Fighting Irish can handle Olympic pressure

The opening ceremony at the Rio Games is still over two weeks away but the 2016 Olympics got very real for the boxing and hockey squads who formed a sizable Team Ireland vanguard flying out to South America yesterday.

The squads presented two very different sides of the same coin.

Though both dressed in standout green livery, the boxers boarded Lufthansa flight 981 accompanied by a heavy weight of expectation given medal hauls in Beijing and Athens. It will be Craig Fulton’s hockey team looking to punch above its weight.

Zaur Antia insisted the hopes of a nation will make for a light load.

“We deal with expectation with our focus and our plan,” said boxing’s head coach. “We have to do what we have to do. We have a good squad, good fighters. We know how to deal with pressure. Everybody has pressure. This is life. You deal with this.”

Antia’s squad will be based in the host city’s Brazilian Naval Academy for the next two weeks, along with a number of other Olympic squads that will include the hosts and the USA.

Fulton’s team will make first for Buenos Aires and a camp that includes two matches with an Argentina side that will provide the opposition in one of their five Group B ties at the Games in Brazil next month. Ireland is sending its biggest ever presentation to an Olympics Games this time and one with live medal hopes in a number of sports other than boxing. Olympic Council of Ireland chief executive Stephen Martin is confident a profitable two weeks lie in wait.

“You look at Athens, zero (medals), Beijing, three and then London, six. There is a bit of momentum there,” said Martin.

“The target for the Sports Council is three medals but we as a nation are always looking to try and improve on that. For a population our size, and with the numbers playing Olympic sports, four to six medals at each Games is achievable. It’s not just about medals either.”

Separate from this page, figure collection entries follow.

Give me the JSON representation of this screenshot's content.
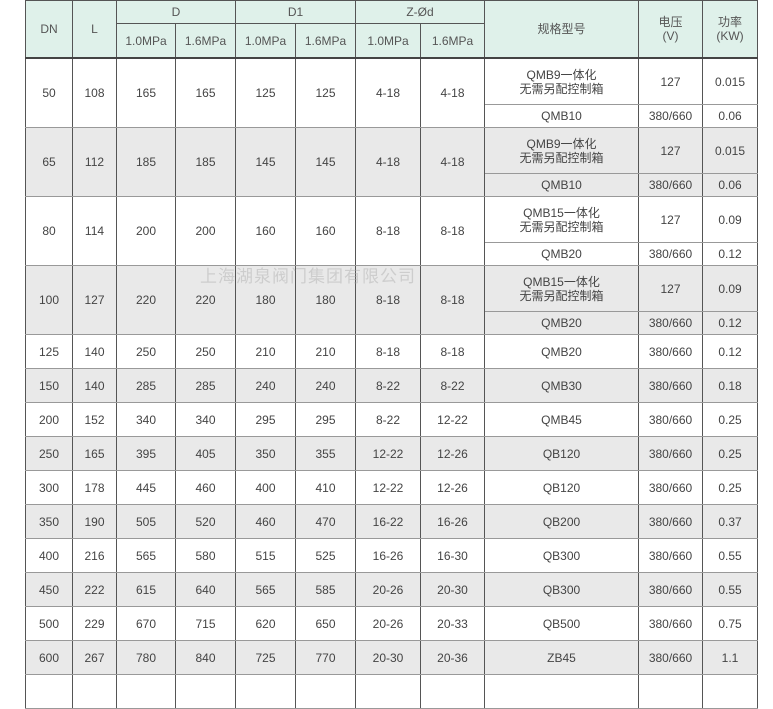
{
  "headers": {
    "dn": "DN",
    "l": "L",
    "d": "D",
    "d1": "D1",
    "zd": "Z-Ød",
    "model": "规格型号",
    "voltage": "电压\n(V)",
    "voltage_l1": "电压",
    "voltage_l2": "(V)",
    "power_l1": "功率",
    "power_l2": "(KW)",
    "p10": "1.0MPa",
    "p16": "1.6MPa"
  },
  "grouped_rows": [
    {
      "dn": "50",
      "l": "108",
      "d10": "165",
      "d16": "165",
      "d110": "125",
      "d116": "125",
      "z10": "4-18",
      "z16": "4-18",
      "model1a": "QMB9一体化",
      "model1b": "无需另配控制箱",
      "v1": "127",
      "p1": "0.015",
      "model2": "QMB10",
      "v2": "380/660",
      "p2": "0.06"
    },
    {
      "dn": "65",
      "l": "112",
      "d10": "185",
      "d16": "185",
      "d110": "145",
      "d116": "145",
      "z10": "4-18",
      "z16": "4-18",
      "model1a": "QMB9一体化",
      "model1b": "无需另配控制箱",
      "v1": "127",
      "p1": "0.015",
      "model2": "QMB10",
      "v2": "380/660",
      "p2": "0.06"
    },
    {
      "dn": "80",
      "l": "114",
      "d10": "200",
      "d16": "200",
      "d110": "160",
      "d116": "160",
      "z10": "8-18",
      "z16": "8-18",
      "model1a": "QMB15一体化",
      "model1b": "无需另配控制箱",
      "v1": "127",
      "p1": "0.09",
      "model2": "QMB20",
      "v2": "380/660",
      "p2": "0.12"
    },
    {
      "dn": "100",
      "l": "127",
      "d10": "220",
      "d16": "220",
      "d110": "180",
      "d116": "180",
      "z10": "8-18",
      "z16": "8-18",
      "model1a": "QMB15一体化",
      "model1b": "无需另配控制箱",
      "v1": "127",
      "p1": "0.09",
      "model2": "QMB20",
      "v2": "380/660",
      "p2": "0.12"
    }
  ],
  "rows": [
    [
      "125",
      "140",
      "250",
      "250",
      "210",
      "210",
      "8-18",
      "8-18",
      "QMB20",
      "380/660",
      "0.12"
    ],
    [
      "150",
      "140",
      "285",
      "285",
      "240",
      "240",
      "8-22",
      "8-22",
      "QMB30",
      "380/660",
      "0.18"
    ],
    [
      "200",
      "152",
      "340",
      "340",
      "295",
      "295",
      "8-22",
      "12-22",
      "QMB45",
      "380/660",
      "0.25"
    ],
    [
      "250",
      "165",
      "395",
      "405",
      "350",
      "355",
      "12-22",
      "12-26",
      "QB120",
      "380/660",
      "0.25"
    ],
    [
      "300",
      "178",
      "445",
      "460",
      "400",
      "410",
      "12-22",
      "12-26",
      "QB120",
      "380/660",
      "0.25"
    ],
    [
      "350",
      "190",
      "505",
      "520",
      "460",
      "470",
      "16-22",
      "16-26",
      "QB200",
      "380/660",
      "0.37"
    ],
    [
      "400",
      "216",
      "565",
      "580",
      "515",
      "525",
      "16-26",
      "16-30",
      "QB300",
      "380/660",
      "0.55"
    ],
    [
      "450",
      "222",
      "615",
      "640",
      "565",
      "585",
      "20-26",
      "20-30",
      "QB300",
      "380/660",
      "0.55"
    ],
    [
      "500",
      "229",
      "670",
      "715",
      "620",
      "650",
      "20-26",
      "20-33",
      "QB500",
      "380/660",
      "0.75"
    ],
    [
      "600",
      "267",
      "780",
      "840",
      "725",
      "770",
      "20-30",
      "20-36",
      "ZB45",
      "380/660",
      "1.1"
    ]
  ],
  "watermark": "上海湖泉阀门集团有限公司",
  "colors": {
    "header_bg": "#dff1ea",
    "stripe_bg": "#e9e9e9"
  }
}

The storm over Russian doping allegations has already cast a shadow over the XXI Olympiad which kicks off with the opening ceremony at the Maracana Stadium on August 5, though Martin is focusing matters closer to home, so to speak.

“From our perspective, there is no impact,” he said of the controversy and any potential decision. “Our focus is on the team and to let the IOC and the agencies involved deal with that sort of thing.”

Meanwhile, golfer Stephanie Meadow has been added to the Irish team for Rio. Her inclusion brings the Irish representation to 77 from 13 sports.